Sparse estimation of model-based diffuse thermal dust emission

TL;DR

This paper introduces a new sparse estimation method called premise for separating thermal dust emission from CIB in Planck HFI data, providing more accurate all-sky maps of dust properties especially in low signal-to-noise regions.

Contribution

The paper presents premise, a novel parameter estimation technique exploiting the sparsity of thermal dust emission, improving separation accuracy over existing methods in challenging regions.

Findings

Premise achieves 2.8-7.2% accuracy in estimating dust parameters.

Performs comparably to GNILC in high SNR regions.

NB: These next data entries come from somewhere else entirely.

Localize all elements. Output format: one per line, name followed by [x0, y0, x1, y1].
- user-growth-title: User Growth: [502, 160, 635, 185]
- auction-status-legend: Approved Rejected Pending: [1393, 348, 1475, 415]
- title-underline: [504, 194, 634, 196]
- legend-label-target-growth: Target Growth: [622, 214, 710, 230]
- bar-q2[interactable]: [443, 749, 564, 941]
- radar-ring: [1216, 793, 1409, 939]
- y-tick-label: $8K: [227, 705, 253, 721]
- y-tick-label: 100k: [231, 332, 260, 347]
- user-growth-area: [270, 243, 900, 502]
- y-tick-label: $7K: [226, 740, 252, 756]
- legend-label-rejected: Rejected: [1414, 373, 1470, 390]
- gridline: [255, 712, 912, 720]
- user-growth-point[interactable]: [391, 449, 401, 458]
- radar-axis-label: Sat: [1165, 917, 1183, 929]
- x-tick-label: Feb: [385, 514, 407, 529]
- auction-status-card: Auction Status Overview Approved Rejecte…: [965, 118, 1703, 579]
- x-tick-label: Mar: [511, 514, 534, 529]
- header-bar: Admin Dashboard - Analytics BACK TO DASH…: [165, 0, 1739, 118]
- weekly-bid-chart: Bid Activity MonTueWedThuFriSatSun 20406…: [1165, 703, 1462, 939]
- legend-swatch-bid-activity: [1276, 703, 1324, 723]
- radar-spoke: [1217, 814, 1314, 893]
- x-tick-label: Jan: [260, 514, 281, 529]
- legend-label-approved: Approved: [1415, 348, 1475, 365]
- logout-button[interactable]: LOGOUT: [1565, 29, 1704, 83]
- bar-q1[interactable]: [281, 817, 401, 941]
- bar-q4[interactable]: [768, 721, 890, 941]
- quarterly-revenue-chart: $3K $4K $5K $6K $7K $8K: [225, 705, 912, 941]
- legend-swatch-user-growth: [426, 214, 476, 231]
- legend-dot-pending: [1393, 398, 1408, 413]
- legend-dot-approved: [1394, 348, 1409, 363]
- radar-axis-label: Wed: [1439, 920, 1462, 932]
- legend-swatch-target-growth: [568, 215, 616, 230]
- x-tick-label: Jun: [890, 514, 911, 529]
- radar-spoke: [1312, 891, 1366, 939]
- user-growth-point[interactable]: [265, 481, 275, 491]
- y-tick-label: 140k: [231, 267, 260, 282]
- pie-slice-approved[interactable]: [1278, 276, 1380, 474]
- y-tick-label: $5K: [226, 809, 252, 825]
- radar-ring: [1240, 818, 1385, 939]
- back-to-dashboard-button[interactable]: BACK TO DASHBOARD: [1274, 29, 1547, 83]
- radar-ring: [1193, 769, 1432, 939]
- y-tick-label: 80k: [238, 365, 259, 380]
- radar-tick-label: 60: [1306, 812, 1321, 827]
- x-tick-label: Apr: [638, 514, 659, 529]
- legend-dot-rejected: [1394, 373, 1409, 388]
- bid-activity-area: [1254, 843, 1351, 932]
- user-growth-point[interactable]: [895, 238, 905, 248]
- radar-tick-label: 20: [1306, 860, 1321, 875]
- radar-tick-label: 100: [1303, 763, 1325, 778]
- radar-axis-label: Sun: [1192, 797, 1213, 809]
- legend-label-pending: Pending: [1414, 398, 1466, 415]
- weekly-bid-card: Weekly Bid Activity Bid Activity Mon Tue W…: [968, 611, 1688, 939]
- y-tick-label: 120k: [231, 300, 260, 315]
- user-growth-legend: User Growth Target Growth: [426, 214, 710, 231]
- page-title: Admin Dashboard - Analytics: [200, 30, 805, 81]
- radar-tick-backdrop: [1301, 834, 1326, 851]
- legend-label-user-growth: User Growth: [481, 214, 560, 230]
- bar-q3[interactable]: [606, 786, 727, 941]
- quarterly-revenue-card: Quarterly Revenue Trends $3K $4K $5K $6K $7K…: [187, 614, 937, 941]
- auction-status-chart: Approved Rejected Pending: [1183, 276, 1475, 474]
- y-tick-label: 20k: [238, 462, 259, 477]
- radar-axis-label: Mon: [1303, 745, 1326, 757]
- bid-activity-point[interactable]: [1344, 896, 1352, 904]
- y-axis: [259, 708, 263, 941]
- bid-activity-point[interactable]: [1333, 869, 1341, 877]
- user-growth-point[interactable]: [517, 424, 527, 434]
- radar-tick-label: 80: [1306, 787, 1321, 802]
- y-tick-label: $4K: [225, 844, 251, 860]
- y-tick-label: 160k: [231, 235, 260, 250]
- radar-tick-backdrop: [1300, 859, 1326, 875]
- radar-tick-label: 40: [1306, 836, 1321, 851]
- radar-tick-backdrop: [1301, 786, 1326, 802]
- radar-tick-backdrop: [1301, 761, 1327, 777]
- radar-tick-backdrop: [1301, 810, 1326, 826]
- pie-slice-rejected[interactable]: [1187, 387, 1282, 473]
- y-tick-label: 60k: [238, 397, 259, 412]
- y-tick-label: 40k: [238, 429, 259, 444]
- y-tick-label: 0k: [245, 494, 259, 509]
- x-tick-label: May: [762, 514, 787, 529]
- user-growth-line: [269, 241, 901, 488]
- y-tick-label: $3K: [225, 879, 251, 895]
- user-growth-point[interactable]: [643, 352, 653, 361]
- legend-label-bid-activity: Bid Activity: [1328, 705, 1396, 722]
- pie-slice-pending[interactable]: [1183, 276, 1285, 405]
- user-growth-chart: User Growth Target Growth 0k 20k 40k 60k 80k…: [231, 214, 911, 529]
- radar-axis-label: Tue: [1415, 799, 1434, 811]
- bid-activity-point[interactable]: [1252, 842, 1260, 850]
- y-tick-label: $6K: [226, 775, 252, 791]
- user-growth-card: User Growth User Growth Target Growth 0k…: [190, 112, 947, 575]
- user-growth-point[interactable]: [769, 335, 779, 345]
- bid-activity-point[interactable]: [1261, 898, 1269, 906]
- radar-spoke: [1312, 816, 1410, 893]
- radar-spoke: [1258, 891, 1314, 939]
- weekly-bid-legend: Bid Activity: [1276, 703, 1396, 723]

Outperforms GNILC outside the Galactic plane as SNR decreases.

Abstract

Component separation for the Planck HFI data is primarily concerned with the estimation of thermal dust emission, which requires the separation of thermal dust from the cosmic infrared background (CIB). For that purpose, current estimation methods rely on filtering techniques to decouple thermal dust emission from CIB anisotropies, which tend to yield a smooth, low- resolution, estimation of the dust emission. In this paper we present a new parameter estimation method, premise: Parameter Recovery Exploiting Model Informed Sparse Estimates. This method exploits the sparse nature of thermal dust emission to calculate all-sky maps of thermal dust temperature, spectral index and optical depth at 353 GHz. premise is evaluated and validated on full-sky simulated data. We find the percentage difference between the premise results and the true values to be 2.8, 5.7 and 7.2 per cent at the 1{\sigma} level across the full sky for thermal dust temperature, spectral index and optical depth at 353 GHz, respectively. Comparison between premise and a GNILC-like method over selected regions of our sky simulation reveals that both methods perform comparably within high signal-to-noise regions. However outside of the Galactic plane premise is seen to outperform the GNILC-like method with increasing success as the signal-to-noise ratio worsens.